Sur la zone, une ville ou un quartier fonctionnent mieux qu’une région entière : une requête trop large épuise sa pertinence bien avant d’épuiser ses résultats. À l’inverse, une zone trop étroite peut manquer de volume. La bonne pratique est simple : testez deux ou trois formulations sur un petit échantillon, et gardez celle qui remonte le plus de fiches proches de votre client idéal — pas celle qui en remonte le plus, tout court.

Qualifier avant d’envoyer

Une bonne requête ne suffit pas à elle seule : même bien ciblée, une liste contient des fiches qui ne valent pas un message — établissement fermé, activité voisine mais pas la bonne, aucun moyen de contact exploitable. Trancher ces cas prend quelques secondes par fiche, et c’est ce qui sépare une liste large d’une liste utile.
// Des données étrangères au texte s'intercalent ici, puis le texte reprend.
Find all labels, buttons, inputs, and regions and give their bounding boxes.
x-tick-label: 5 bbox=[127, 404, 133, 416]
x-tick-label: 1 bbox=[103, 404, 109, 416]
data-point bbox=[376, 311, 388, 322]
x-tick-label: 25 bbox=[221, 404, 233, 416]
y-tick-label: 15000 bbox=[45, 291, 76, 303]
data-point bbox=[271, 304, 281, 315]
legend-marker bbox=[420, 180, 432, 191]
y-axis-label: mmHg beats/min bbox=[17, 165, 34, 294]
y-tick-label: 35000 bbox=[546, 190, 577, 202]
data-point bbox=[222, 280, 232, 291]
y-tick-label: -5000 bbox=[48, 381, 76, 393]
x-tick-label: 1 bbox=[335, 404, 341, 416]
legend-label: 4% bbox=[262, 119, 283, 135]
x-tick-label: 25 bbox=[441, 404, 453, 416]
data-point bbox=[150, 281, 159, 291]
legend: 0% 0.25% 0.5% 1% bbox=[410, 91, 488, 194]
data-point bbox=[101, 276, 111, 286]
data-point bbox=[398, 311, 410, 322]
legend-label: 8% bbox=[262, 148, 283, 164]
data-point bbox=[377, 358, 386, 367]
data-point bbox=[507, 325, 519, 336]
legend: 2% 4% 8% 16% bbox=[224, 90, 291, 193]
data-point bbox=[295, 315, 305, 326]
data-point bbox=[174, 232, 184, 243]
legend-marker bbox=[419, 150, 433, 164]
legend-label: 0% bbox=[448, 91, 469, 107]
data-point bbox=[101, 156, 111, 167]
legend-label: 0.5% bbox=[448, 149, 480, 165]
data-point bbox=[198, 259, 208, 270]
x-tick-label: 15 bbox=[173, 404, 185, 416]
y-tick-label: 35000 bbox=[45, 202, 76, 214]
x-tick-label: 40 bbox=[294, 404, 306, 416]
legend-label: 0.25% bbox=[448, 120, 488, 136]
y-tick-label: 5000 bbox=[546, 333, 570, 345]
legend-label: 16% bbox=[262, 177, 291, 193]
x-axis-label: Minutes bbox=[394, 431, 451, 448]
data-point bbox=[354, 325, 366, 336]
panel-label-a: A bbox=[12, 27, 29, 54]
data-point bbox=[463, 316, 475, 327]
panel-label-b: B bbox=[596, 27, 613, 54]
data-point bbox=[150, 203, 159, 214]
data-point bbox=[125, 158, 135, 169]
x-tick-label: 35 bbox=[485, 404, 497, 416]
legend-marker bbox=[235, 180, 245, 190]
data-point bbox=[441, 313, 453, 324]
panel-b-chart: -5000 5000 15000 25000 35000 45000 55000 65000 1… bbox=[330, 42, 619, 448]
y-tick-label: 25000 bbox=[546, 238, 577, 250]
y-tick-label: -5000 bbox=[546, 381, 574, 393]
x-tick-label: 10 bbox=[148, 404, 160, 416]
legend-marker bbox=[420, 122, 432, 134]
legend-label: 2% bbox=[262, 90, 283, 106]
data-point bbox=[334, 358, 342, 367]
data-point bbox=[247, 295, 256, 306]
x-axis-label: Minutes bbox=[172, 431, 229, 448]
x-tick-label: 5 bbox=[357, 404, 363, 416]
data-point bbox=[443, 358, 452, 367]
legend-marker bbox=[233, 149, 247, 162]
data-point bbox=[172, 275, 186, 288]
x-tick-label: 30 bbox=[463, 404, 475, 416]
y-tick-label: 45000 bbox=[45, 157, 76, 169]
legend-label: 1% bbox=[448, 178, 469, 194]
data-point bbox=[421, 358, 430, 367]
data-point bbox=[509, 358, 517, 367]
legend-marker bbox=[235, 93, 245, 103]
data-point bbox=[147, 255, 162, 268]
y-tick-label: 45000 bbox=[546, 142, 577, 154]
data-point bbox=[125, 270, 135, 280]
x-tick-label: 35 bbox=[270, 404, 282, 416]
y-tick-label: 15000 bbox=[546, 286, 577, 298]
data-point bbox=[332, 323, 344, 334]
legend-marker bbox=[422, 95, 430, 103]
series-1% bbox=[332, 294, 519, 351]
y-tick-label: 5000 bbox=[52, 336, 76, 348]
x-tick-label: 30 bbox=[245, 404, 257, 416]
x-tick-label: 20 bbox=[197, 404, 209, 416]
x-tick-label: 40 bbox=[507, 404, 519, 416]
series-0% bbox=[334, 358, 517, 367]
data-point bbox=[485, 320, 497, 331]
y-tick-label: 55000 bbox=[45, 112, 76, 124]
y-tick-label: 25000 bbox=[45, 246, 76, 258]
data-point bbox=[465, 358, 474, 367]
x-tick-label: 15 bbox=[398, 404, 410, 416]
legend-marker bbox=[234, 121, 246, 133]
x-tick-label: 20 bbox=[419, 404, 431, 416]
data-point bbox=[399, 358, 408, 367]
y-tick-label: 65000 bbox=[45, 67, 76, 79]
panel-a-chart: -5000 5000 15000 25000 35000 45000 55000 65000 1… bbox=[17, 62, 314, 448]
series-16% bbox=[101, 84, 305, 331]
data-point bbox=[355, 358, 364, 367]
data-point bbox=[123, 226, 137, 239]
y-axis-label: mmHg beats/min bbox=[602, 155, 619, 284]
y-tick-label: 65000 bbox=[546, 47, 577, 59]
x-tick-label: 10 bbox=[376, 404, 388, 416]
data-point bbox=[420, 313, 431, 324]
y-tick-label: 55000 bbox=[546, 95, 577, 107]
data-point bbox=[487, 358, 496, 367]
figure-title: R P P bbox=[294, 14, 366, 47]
C’est un sujet à part entière, détaillé dans « Pourquoi qualifier vos prospects avant de les contacter change tout ».

Ce que ça change concrètement

Le bénéfice ne se mesure pas en « prospects trouvés », mais en temps redirigé. Chaque minute qui ne part plus dans la recherche et la recopie manuelle est une minute qui reste disponible pour ce qui rapporte réellement : personnaliser un message, relancer, décrocher le téléphone. La prospection locale reste un métier d’humain — choisir qui contacter, comment, et quand — l’outillage ne fait que retirer la partie mécanique qui n’a jamais eu besoin d’être humaine.